The S&P/ASX 200 stood no chance against the overnight carnage on Wall St, broad-based panic and liquidations, reaching lows of -2.54% in early trade.
The market somewhat stabilised by noon, down around -1.5%, staging one of its biggest intraday comebacks since January 27 and paving the way for a potential washout low.
In such face-ripping selloffs, a bounce is always brewing, especially as the market hits peak pessimism and extreme oversold levels.
A technical indicator like the relative strength index (RSI) was showing a reading of around 30 for the ASX 200 and most other sold off stocks.
The last time RSI hit 30 was on January 27, where the ASX 200 was down as much as -8.8% (6,506) in seven sessions. On that day, the market reversed off intraday lows and bounced strongly the next day.
RSI readings typically range between 30 to 70, with 30 indicating an oversold or undervalued condition.

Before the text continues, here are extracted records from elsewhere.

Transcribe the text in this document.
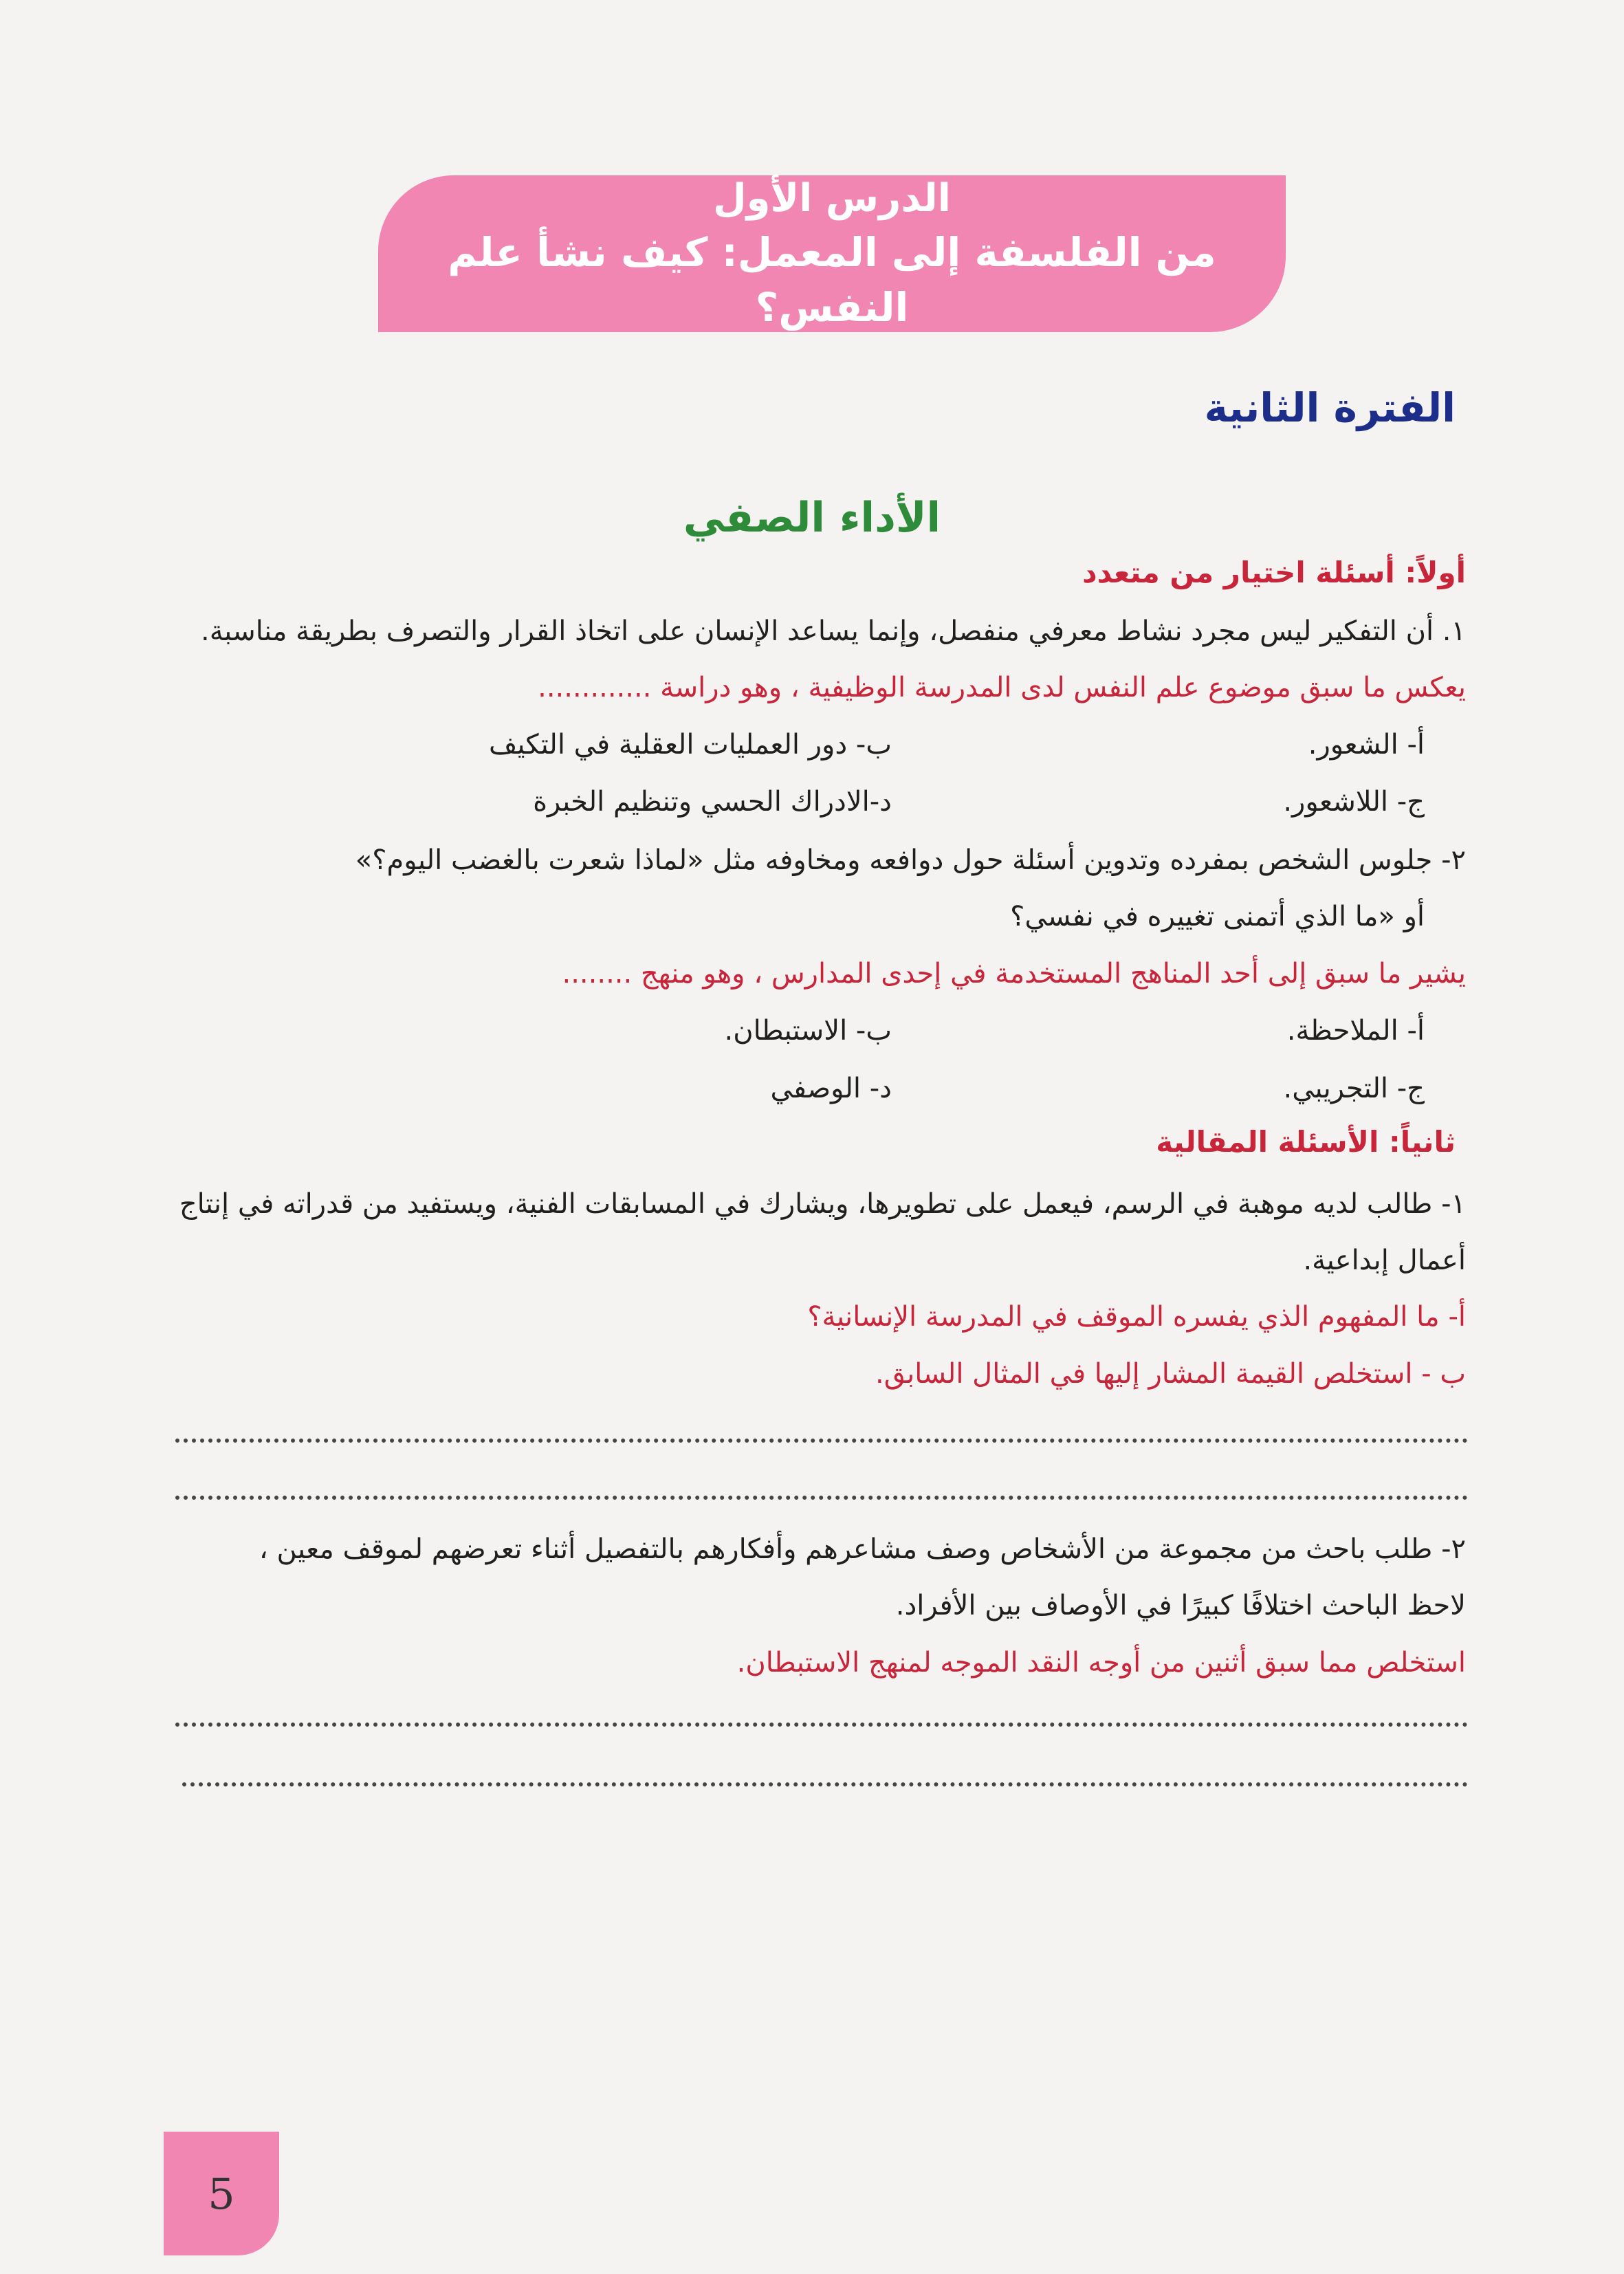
الدرس الأول
من الفلسفة إلى المعمل: كيف نشأ علم النفس؟
الفترة الثانية
الأداء الصفي
أولاً: أسئلة اختيار من متعدد
١. أن التفكير ليس مجرد نشاط معرفي منفصل، وإنما يساعد الإنسان على اتخاذ القرار والتصرف بطريقة مناسبة.
يعكس ما سبق موضوع علم النفس لدى المدرسة الوظيفية ، وهو دراسة .............
أ- الشعور.
ب- دور العمليات العقلية في التكيف
ج- اللاشعور.
د-الادراك الحسي وتنظيم الخبرة
٢- جلوس الشخص بمفرده وتدوين أسئلة حول دوافعه ومخاوفه مثل «لماذا شعرت بالغضب اليوم؟»
أو «ما الذي أتمنى تغييره في نفسي؟
يشير ما سبق إلى أحد المناهج المستخدمة في إحدى المدارس ، وهو منهج ........
أ- الملاحظة.
ب- الاستبطان.
ج- التجريبي.
د- الوصفي
ثانياً: الأسئلة المقالية
١- طالب لديه موهبة في الرسم، فيعمل على تطويرها، ويشارك في المسابقات الفنية، ويستفيد من قدراته في إنتاج
أعمال إبداعية.
أ- ما المفهوم الذي يفسره الموقف في المدرسة الإنسانية؟
ب - استخلص القيمة المشار إليها في المثال السابق.
٢- طلب باحث من مجموعة من الأشخاص وصف مشاعرهم وأفكارهم بالتفصيل أثناء تعرضهم لموقف معين ،
لاحظ الباحث اختلافًا كبيرًا في الأوصاف بين الأفراد.
استخلص مما سبق أثنين من أوجه النقد الموجه لمنهج الاستبطان.
5
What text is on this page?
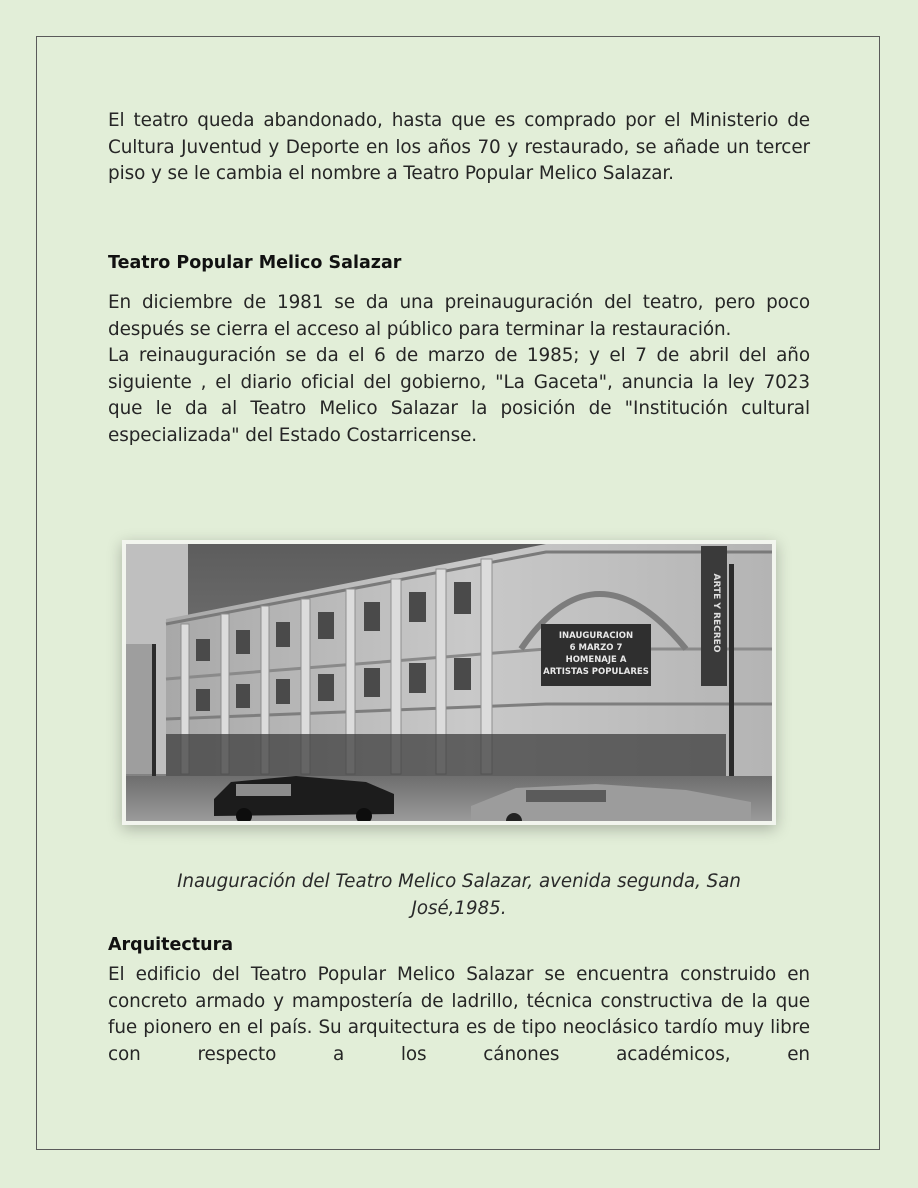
El teatro queda abandonado, hasta que es comprado por el Ministerio de Cultura Juventud y Deporte en los años 70 y restaurado, se añade un tercer piso y se le cambia el nombre a Teatro Popular Melico Salazar.

Teatro Popular Melico Salazar
En diciembre de 1981 se da una preinauguración del teatro, pero poco después se cierra el acceso al público para terminar la restauración.
La reinauguración se da el 6 de marzo de 1985; y el 7 de abril del año siguiente , el diario oficial del gobierno, "La Gaceta", anuncia la ley 7023 que le da al Teatro Melico Salazar la posición de "Institución cultural especializada" del Estado Costarricense.
INAUGURACION
6 MARZO 7
HOMENAJE A
ARTISTAS POPULARES
ARTE Y RECREO

Inauguración del Teatro Melico Salazar, avenida segunda, San
José,1985.

Arquitectura

El edificio del Teatro Popular Melico Salazar se encuentra construido en concreto armado y mampostería de ladrillo, técnica constructiva de la que fue pionero en el país. Su arquitectura es de tipo neoclásico tardío muy libre con respecto a los cánones académicos, en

Some of the biggest one day or short-term rallies occur during a bear market.
Cast your mind back to last week, when the Nasdaq rallied 5.2% between May 2-4 after the Fed raised interest rates by 50 bps and said it wasn't actively considering a 75 bps rate hike.
Lets be honest. It wasn't likely for the Fed to hike rates by 75 bps anyway. At such levels of pessimism, even the ordinary was deemed as a win.
Just as investors were getting their hopes up, the Nasdaq dumps almost -10% the next three sessions.
The S&P/ASX 200 VIX signals the level of fear or stress in the stock market. Generally speaking:
>20 indicates a bearish and uncertain climate
15-20 indicates a slight bullish bias
<15 indicates a bullish and less volatile environment
The ASX 200 VIX has spiked to 21.8 - on par with January 27.
At such an elevated reading, anything is possible, which in this climate, seems to be a bad thing.